The only study I know of regarding the possible benefits of piracy was with anime, it would be interesting to me to see how it effects something that already has a large fan base. It seems to me that there would be diminishing returns on the amount of content that got distributed that way, especially for a known artist.
 
2012-02-08 02:15:54 PM

GriffXX: SkunkWerks: GriffXX: This isn't about defending the thieves, this is about embracing technology and stating that historically it will mean MORE money for them in the long run.

But, the internet is not a big truck you can just dump stuff on!

Yes it is. That's what BGP means. Big Geeky Pickup.


That describes nothing that is tube or tube-like... let alone has massive amounts of material in it.
 
2012-02-08 02:16:17 PM

Theaetetus: And there's dozens more. So, yeah.


All those seem to say is that noncommercial personal use would not automatically result in a fair-use exemption (depending, presumably, on the other relevant considerations), and not that that aspect of the use was an infringement in and of itself. Seems like quite a difference to me.
 
2012-02-08 02:20:56 PM
Yes, finally the RIAA (pops)will get those hardened criminals (pops).
 
2012-02-08 02:21:06 PM

Biological Ali: Theaetetus: And there's dozens more. So, yeah.

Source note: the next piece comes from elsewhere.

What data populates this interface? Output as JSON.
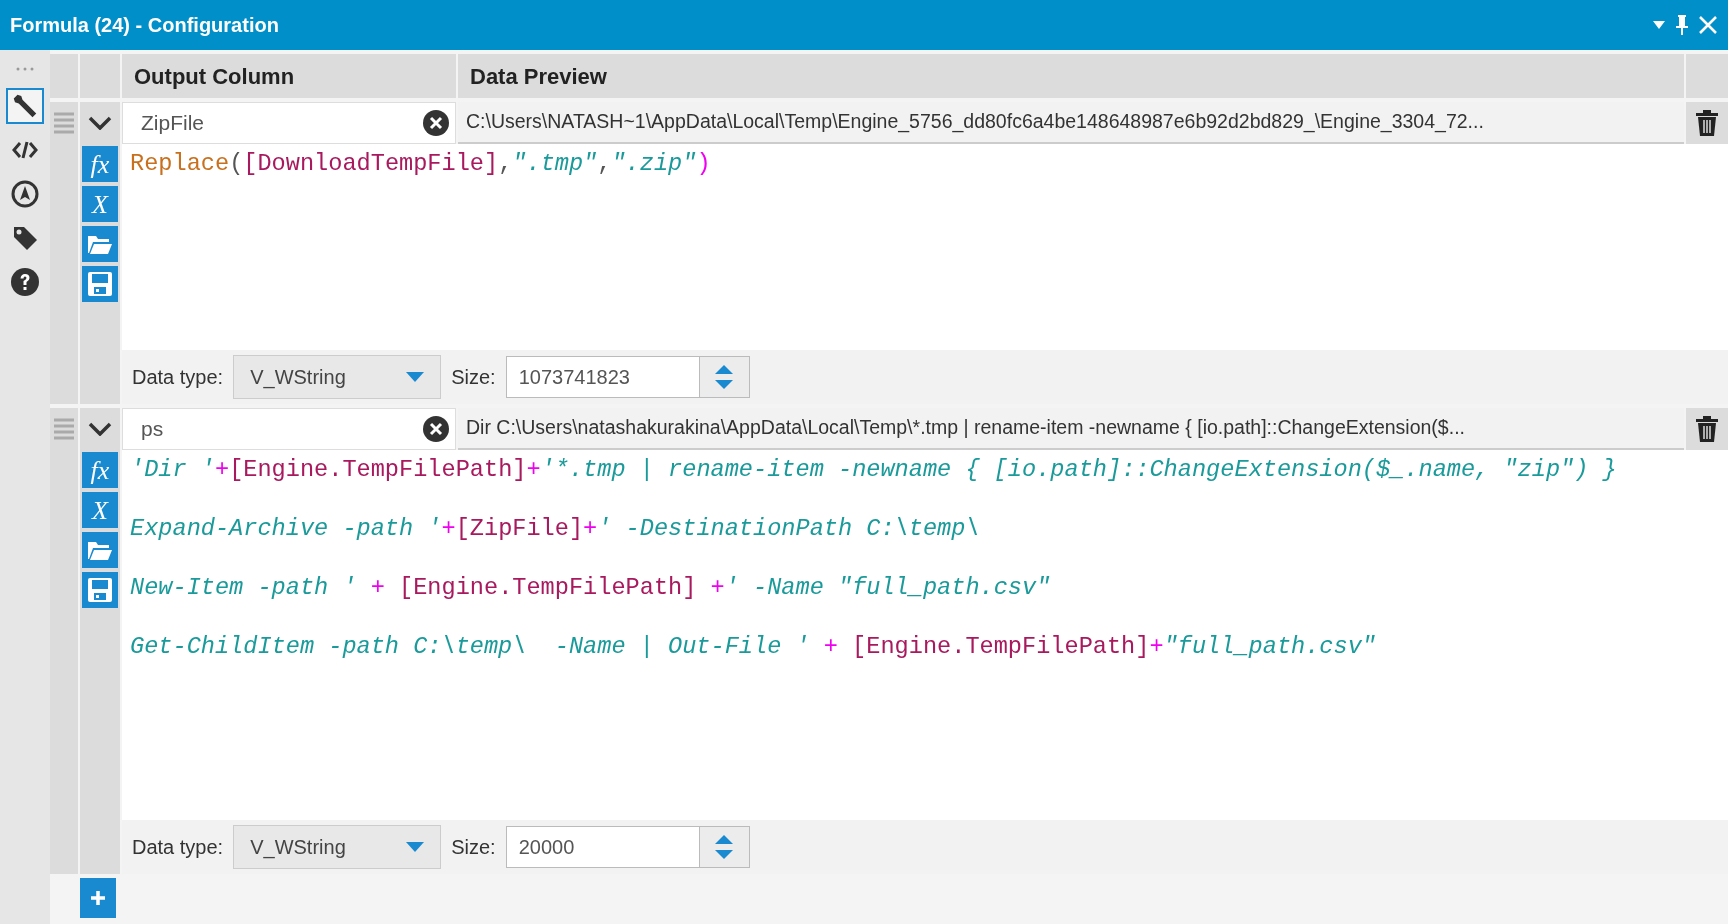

All those seem to say is that noncommercial personal use would not automatically result in a fair-use exemption (depending, presumably, on the other relevant considerations), and not that that aspect of the use was an infringement in and of itself. Seems like quite a difference to me.



I don't think this argument will work. You might be able to convince someone who already agreed with you that it is fair use, but it doesn't seem to fit with the spirit of fair use. If I were on a jury I would side with him on this one.